Friends traveled into Tokyo from Toyohashi to visit me yesterday. I met them at Gaienmae Station near my apartment as they wanted to see where I was living. That done, we were about to depart when I remembered my gloves. I quickly unlocked the door and without bothering to remove my boots, took three steps—it’s a small apartment— into the kitchen to grab them from the chair.
My visitors gasped loudly in unison.
Later, one of them asked, “Do you always wear your shoes in the house?” The answer to that should have been self-evident as I took them off and lined them up the proper way (pointing toward the door) when we entered.
No, I explained, I simply couldn’t be bothered to pull my boots off and put them back on for a few steps. For the distance traveled the hassle wasn’t worth it. My socks would pull off. I’d have to fix those, then work the tight boots back on, and arrange the pants over them. It would take too much time and effort and I didn’t want to keep them waiting. Forget it.
I don’t know whether they found it a reasonable explanation, but it’s one of those things where I feel free to take some license with certain Japanese rules. Sometimes–when it’s more sensible to be flexible–but not always. In certain instances like offering my train seat to someone older or holding a door or saying thank you for a service I never take liberties.
Speaking of flexibility, I fail to understand Tokyo’s citizens who seem to think it’s perfectly acceptable to keep using the crosswalk as an ambulance with its lights flashing and sirens yowling slows down to make way for them. Meanwhile, the ambulance personnel on loudspeakers urge people–in polite language onegaishimasu–to clear the path.
The other day between Ikebana classes two Americans and I went out for lunch. On the way back we were chatting amicably and animatedly, laughing and enjoying ourselves in the afternoon sunshine. As we crossed the street I became acutely aware of the sepulchral atmosphere around us. Though we were anything but loud (in the sense that anyone else could hear the conversation we enjoyed), we were not behaving like anyone else.
Did I suggest that we take a cue from the crowd? Nope. It was too joyful a moment to dampen with norms not our own. How far should you go to try to be polite? Besides (I can rationalize anything) that would be applying a train rule to the street, a street on which emergency vehicles are routinely ignored. Overkill.
However, I do have to be careful not to blow my nose into a tissue when there’s a chance that someone might see. That’s the height of grossness and rudeness in Japan. My poor sinuses. I owe them a deep apology. They’re working so hard to maintain the right nasal environment and hastily move the mucus out. However, unless I am in a private space, hot soup notwithstanding, I must constantly sniff and attempt to suck it back in—something many of us in the West find more than repugnant.

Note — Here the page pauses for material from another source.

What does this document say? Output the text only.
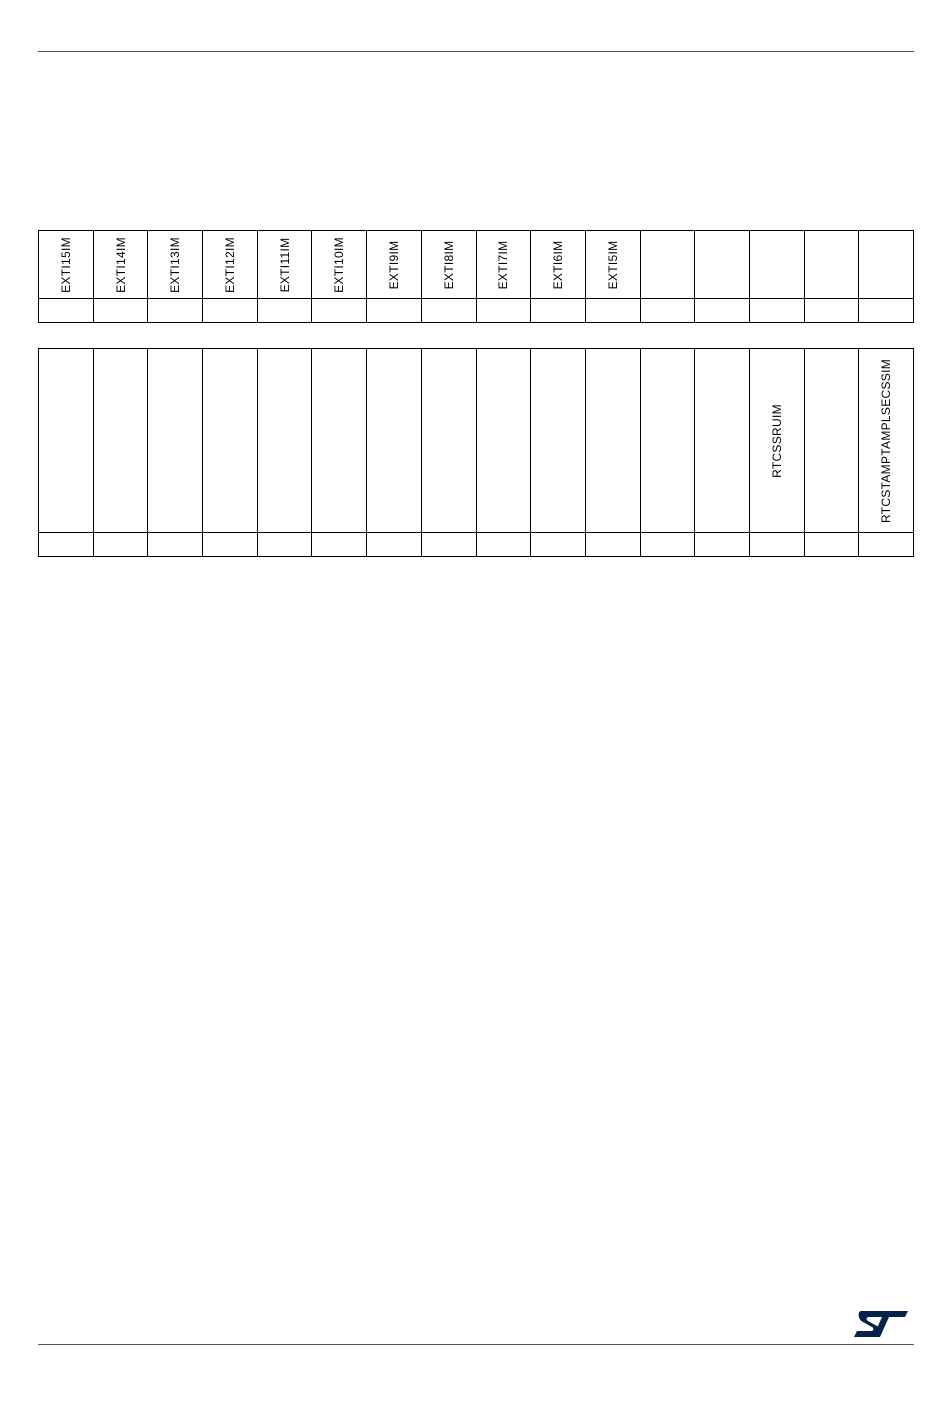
EXTI15IM	EXTI14IM	EXTI13IM	EXTI12IM	EXTI11IM	EXTI10IM	EXTI9IM	EXTI8IM	EXTI7IM	EXTI6IM	EXTI5IM					

													RTCSSRUIM		RTCSTAMPTAMPLSECSSIM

Although I can’t be sure, perhaps cultural norms explain why the envelopes for the Christmas cards have no glue on them. Is it considered too gross to send something you’ve licked? Or perhaps card envelopes are still tucked closed in this country and only letters and parcels sealed. My research is incomplete on the question; however, if licking is not favoured, there’s always a sponge. Thank goodness I traveled with basic office supplies, including several types of tape.
Then there are the receptacles in women’s washroom stalls with cleaner for the toilet seats. I’m curious. Are these also standard in men’s? Or are only the women of Tokyo keeping their Toto seats sanitized? And are you supposed to do this before or after you sit?
Confession: This is one woman who will clean her own bathroom. Period. You’d have to pay her to clean others. Even then, my Tourist Visa valid for 90 days does not allow me to work. I’m covered. As I said, I can rationalize anything.